花玥看著那盏熄灭的灯,心头莫名一紧。
她张了张嘴,还想再问些什么,却又觉得无从问起。
“算了,这里太挤了。”她看著周围川流不息的人群,嘆了口气,“我带你去旁边人少些的地方吧。”
她转身朝著不远处的河畔桃花林走去。那里的灯火稍显黯淡,也清净许多。
走了几步,她感觉身后没有动静,回头一看,发现那白衣少年还孤零零地站在原地,又仰头望向了天空,仿佛刚才的对话从未发生过。
“……真是服了你了。
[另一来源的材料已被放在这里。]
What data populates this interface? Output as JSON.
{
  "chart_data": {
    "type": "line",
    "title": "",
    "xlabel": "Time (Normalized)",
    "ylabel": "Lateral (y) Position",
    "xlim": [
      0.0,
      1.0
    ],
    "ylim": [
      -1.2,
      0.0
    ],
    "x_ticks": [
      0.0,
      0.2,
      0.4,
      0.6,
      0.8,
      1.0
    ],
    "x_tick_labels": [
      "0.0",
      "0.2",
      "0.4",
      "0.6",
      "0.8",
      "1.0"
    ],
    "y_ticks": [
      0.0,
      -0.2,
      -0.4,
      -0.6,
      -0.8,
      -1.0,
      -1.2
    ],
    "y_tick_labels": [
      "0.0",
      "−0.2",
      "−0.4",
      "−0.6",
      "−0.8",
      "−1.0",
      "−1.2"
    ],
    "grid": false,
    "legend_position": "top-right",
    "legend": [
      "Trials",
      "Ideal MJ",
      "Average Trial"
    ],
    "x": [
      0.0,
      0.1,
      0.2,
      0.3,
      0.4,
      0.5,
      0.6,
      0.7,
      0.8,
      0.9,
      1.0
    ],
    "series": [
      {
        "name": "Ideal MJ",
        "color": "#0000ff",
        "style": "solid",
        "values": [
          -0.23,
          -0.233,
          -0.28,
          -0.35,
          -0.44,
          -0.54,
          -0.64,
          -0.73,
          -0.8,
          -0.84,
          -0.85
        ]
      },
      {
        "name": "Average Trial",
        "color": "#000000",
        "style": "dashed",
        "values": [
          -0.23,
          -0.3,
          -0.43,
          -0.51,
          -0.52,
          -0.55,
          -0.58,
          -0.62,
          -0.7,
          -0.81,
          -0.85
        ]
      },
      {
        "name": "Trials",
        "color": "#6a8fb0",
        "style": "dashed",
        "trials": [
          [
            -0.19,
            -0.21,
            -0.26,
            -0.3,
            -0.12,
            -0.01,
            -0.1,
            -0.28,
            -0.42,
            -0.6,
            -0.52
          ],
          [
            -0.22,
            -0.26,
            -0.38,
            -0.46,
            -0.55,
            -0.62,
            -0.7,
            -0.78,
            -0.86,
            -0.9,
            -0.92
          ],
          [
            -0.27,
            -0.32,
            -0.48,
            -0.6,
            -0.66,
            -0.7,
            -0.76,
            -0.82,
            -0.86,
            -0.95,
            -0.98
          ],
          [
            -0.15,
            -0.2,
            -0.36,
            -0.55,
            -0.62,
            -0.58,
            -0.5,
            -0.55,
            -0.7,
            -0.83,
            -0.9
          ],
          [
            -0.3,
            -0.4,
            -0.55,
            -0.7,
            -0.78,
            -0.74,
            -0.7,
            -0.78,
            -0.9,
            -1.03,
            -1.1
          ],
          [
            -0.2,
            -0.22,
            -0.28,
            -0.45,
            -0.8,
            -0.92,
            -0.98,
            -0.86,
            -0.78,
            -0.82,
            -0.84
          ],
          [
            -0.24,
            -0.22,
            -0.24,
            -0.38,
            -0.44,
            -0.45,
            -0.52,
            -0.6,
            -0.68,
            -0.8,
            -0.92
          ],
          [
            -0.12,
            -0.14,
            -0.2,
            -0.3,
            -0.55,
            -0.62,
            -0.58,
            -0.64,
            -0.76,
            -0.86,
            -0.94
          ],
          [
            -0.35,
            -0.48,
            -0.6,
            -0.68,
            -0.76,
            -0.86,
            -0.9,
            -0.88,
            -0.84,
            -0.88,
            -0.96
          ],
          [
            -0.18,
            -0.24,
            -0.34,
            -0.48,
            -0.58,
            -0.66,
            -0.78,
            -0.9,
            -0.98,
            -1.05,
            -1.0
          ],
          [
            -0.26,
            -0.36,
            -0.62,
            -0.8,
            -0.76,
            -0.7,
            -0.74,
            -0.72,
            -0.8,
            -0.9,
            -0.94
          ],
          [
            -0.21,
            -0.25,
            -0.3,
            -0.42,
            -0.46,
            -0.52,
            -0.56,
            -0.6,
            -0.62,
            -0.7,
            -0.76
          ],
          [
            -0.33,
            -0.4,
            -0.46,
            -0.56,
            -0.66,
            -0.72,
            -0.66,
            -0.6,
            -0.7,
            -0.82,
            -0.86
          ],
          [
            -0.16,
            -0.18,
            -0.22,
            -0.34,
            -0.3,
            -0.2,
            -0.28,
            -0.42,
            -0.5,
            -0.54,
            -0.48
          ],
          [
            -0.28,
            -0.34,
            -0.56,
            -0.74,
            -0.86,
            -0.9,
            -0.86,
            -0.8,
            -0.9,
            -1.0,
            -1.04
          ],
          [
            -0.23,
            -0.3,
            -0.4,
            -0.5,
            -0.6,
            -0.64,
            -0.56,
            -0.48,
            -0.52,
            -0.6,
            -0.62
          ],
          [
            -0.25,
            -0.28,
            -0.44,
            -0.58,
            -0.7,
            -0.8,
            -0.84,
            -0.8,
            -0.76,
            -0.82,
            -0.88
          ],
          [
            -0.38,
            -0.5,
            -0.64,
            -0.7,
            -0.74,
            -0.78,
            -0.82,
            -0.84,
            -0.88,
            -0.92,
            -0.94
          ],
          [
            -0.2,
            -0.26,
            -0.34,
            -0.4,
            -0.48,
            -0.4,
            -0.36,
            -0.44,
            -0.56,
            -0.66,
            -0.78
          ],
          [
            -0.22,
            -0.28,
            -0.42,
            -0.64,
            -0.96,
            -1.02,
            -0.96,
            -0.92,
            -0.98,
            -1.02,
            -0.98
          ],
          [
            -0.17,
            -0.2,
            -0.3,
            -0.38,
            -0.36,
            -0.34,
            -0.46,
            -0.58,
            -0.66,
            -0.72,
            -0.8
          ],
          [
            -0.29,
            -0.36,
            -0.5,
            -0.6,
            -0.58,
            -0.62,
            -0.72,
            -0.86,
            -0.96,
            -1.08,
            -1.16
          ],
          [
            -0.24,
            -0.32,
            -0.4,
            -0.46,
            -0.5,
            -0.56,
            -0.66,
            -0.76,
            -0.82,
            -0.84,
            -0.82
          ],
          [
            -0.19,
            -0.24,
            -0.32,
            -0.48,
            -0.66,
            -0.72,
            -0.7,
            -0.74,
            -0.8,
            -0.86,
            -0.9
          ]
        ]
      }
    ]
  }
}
”
花玥无奈地低声自语,只好又折返回去。
这次,她没有去抓他那冰凉的手腕,而是轻轻拉住了他的袖角。
袖角滑凉如水绸,触感细腻。
“跟我来呀。”她的语气不自觉地放软了些,像是哄一个不懂事的孩子。
少年终於动了。
他垂下眼帘,看著自己被拉住的袖角,然后迈开步子,默默地跟在了花玥身后。他走得很慢,目光却始终落在她的身上。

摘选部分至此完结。